Sa méthode : la phénoménologie hermén eutique
Durant le pèlerinage de l'islâm shî'ite, Henry Corbin nous met immédiatement en garde contre
certains cheminements dans cette quête de l'Orient :
i) Il serait inopérant de procéder du dehors à la critique des "chaînes de transmission" ; souvent
cette critique y perd ses droits. La seule méthode féconde est de procéder en phénoménologue :
prendre la totalité de ces traditions, vivantes depuis des siècles telles que la conscience shî'ite s'y
montre à elle-même son objet.
ii) Pas de meilleure voie pour systématiser le petit nombre de thèmes pris ici en considération afin
de dégager la philosophie prophétique, que de suivre ceux des auteurs shî'ites qui les ont eux-mêmes
commentés (15).
Henry Corbin a voulu nous exposer ce monde de l'islâm shî'ite peu connu par l'Occident, son
intention n'était pas de le vulgariser mais d'expliquer à la mesure de sa compréhension les doctrines
shî'ites telles qu'elles sont, en essayant de ne pas les dénaturer sous prétexte de les rendre plus
accessibles et plus acceptables.
La notion d'une phénoménologie pure a été développée, on le sait, par le philosophe allemand
Edmund Husserl (1859-1938). Il s'agit étymologiquement, d'analyser quelque chose qui se montre à
la conscience. Mais pour que quelque chose se montre, elle doit se montrer à quelqu'un. Un
phénomène n'est pas synonyme d'objet.
Pour atteindre à la réalité d'au-delà du phénomène et par le phénomène, remarquable est la mise en
place de l'épochè comme méthode vécue la "mise en parenthèse" de l'existence objective. [...]
Mais pour vécue qu'elle soit, la mise en parenthèse husserlienne reste un suspens d'ordre
conceptuel, à la poursuite de "la chose elle-même" qui toujours lui échappe. Car l'intentionnalité
retrouvée par Husserl ne se situe jamais qu'intra-mentalement, dans le rapport transcendantal [p.

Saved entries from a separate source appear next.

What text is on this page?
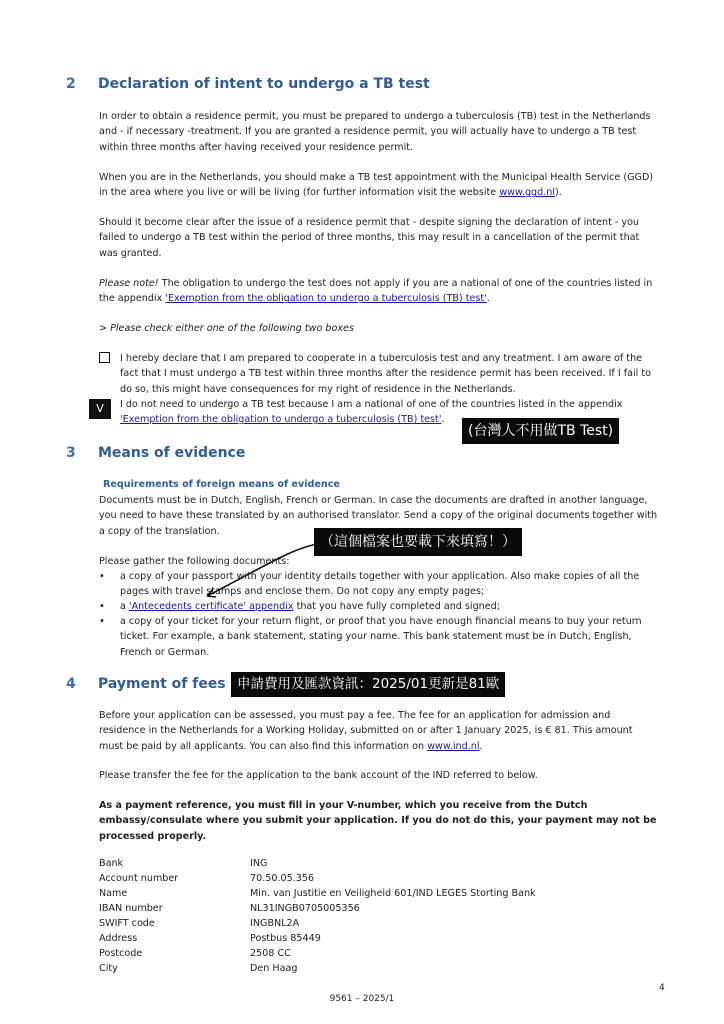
2 Declaration of intent to undergo a TB test

In order to obtain a residence permit, you must be prepared to undergo a tuberculosis (TB) test in the Netherlands and - if necessary -treatment. If you are granted a residence permit, you will actually have to undergo a TB test within three months after having received your residence permit.

When you are in the Netherlands, you should make a TB test appointment with the Municipal Health Service (GGD) in the area where you live or will be living (for further information visit the website www.ggd.nl).

Should it become clear after the issue of a residence permit that - despite signing the declaration of intent - you failed to undergo a TB test within the period of three months, this may result in a cancellation of the permit that was granted.

Please note! The obligation to undergo the test does not apply if you are a national of one of the countries listed in the appendix 'Exemption from the obligation to undergo a tuberculosis (TB) test'.

> Please check either one of the following two boxes

I hereby declare that I am prepared to cooperate in a tuberculosis test and any treatment. I am aware of the fact that I must undergo a TB test within three months after the residence permit has been received. If I fail to do so, this might have consequences for my right of residence in the Netherlands.

V	I do not need to undergo a TB test because I am a national of one of the countries listed in the appendix
'Exemption from the obligation to undergo a tuberculosis (TB) test'.

(台灣人不用做TB Test)
3 Means of evidence
Requirements of foreign means of evidence

Documents must be in Dutch, English, French or German. In case the documents are drafted in another language, you need to have these translated by an authorised translator. Send a copy of the original documents together with a copy of the translation.

（這個檔案也要載下來填寫！）

Please gather the following documents:

• a copy of your passport with your identity details together with your application. Also make copies of all the pages with travel stamps and enclose them. Do not copy any empty pages;

• a 'Antecedents certificate' appendix that you have fully completed and signed;

• a copy of your ticket for your return flight, or proof that you have enough financial means to buy your return ticket. For example, a bank statement, stating your name. This bank statement must be in Dutch, English, French or German.

4 Payment of fees 申請費用及匯款資訊：2025/01更新是81歐

Before your application can be assessed, you must pay a fee. The fee for an application for admission and residence in the Netherlands for a Working Holiday, submitted on or after 1 January 2025, is € 81. This amount must be paid by all applicants. You can also find this information on www.ind.nl.

Please transfer the fee for the application to the bank account of the IND referred to below.

As a payment reference, you must fill in your V-number, which you receive from the Dutch embassy/consulate where you submit your application. If you do not do this, your payment may not be processed properly.

Bank	ING
Account number	70.50.05.356
Name	Min. van Justitie en Veiligheid 601/IND LEGES Storting Bank
IBAN number	NL31INGB0705005356
SWIFT code	INGBNL2A
Address	Postbus 85449
Postcode	2508 CC
City	Den Haag
4
9561 – 2025/1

85] (au sens kantien) du sujet à son acte, du noèse au noème. Si bien cette démarche
phénoménologique s'affirme comme une sorte d'aspiration inefficace à une mystique du Soi. [...]
La phénoménologie de Husserl ne rencontra point l'expérience mystique (16).
Henry Corbin croyait que Martin Heidegger (1889-1976) avait découvert la solution du problème
modifiant l'horizon philosophique, cela consistait à retrouver "en sa vérité originelle, le vieux mot
d'ontologie (17)." Au cours du déploiement de la question portant sur la vérité de l'Être, on arrive
à un dépassement de la métaphysique, signifiant : pensée de l'Être lui-même dans l'Être
(... Andenken an das Sein selbst) (18).
L'influence de Heidegger, qui était un élève de Husserl, était très décisive dans la pensée de Henry
Corbin, car Heidegger utilisait la phénoménologie comme méthode et la dépassa même ; il l'abolit
par le mystère du langage et de la poésie (19). Dans la philosophie de Heidegger, l'expérience
mystique de la Déité est possible. Pour lui, ce qu'on nomme Dieu est l'Étant (Seiende), la
manifestation de l'Être (Sein) (20). Le cheminement de sa pensée ne se termine pas à l'Étant,
mais il va en quête du mystère de l'Être, qui est absolu et inaccessible à la raison (21). Selon
Heidegger, "la phénoménologie veut trouver l'accès aux choses mêmes (zu der Sache selbst). Elle
n'y peut y parvenir qu'à travers l'expérience vécue d'une révélation, c'est-à-dire d'une élucidation
par le sujet de ce qu'il a vu (22)."
La méthode d'Henry Corbin était principalement fondée sur la comparaison philosophique et la
phénoménologie ; "tout n'est pas [p. 86] comparable avec tout" selon lui, il est donc nécessaire de
définir le champ de la recherche comparative en termes satisfaisants (23). Il est évident que cette
méthode est très exigeante, car il faut que le chercheur soit d'abord avant tout un philosophe, puis
il doit disposer d'un outillage linguistique lui permettant d'aborder les textes de première main (24).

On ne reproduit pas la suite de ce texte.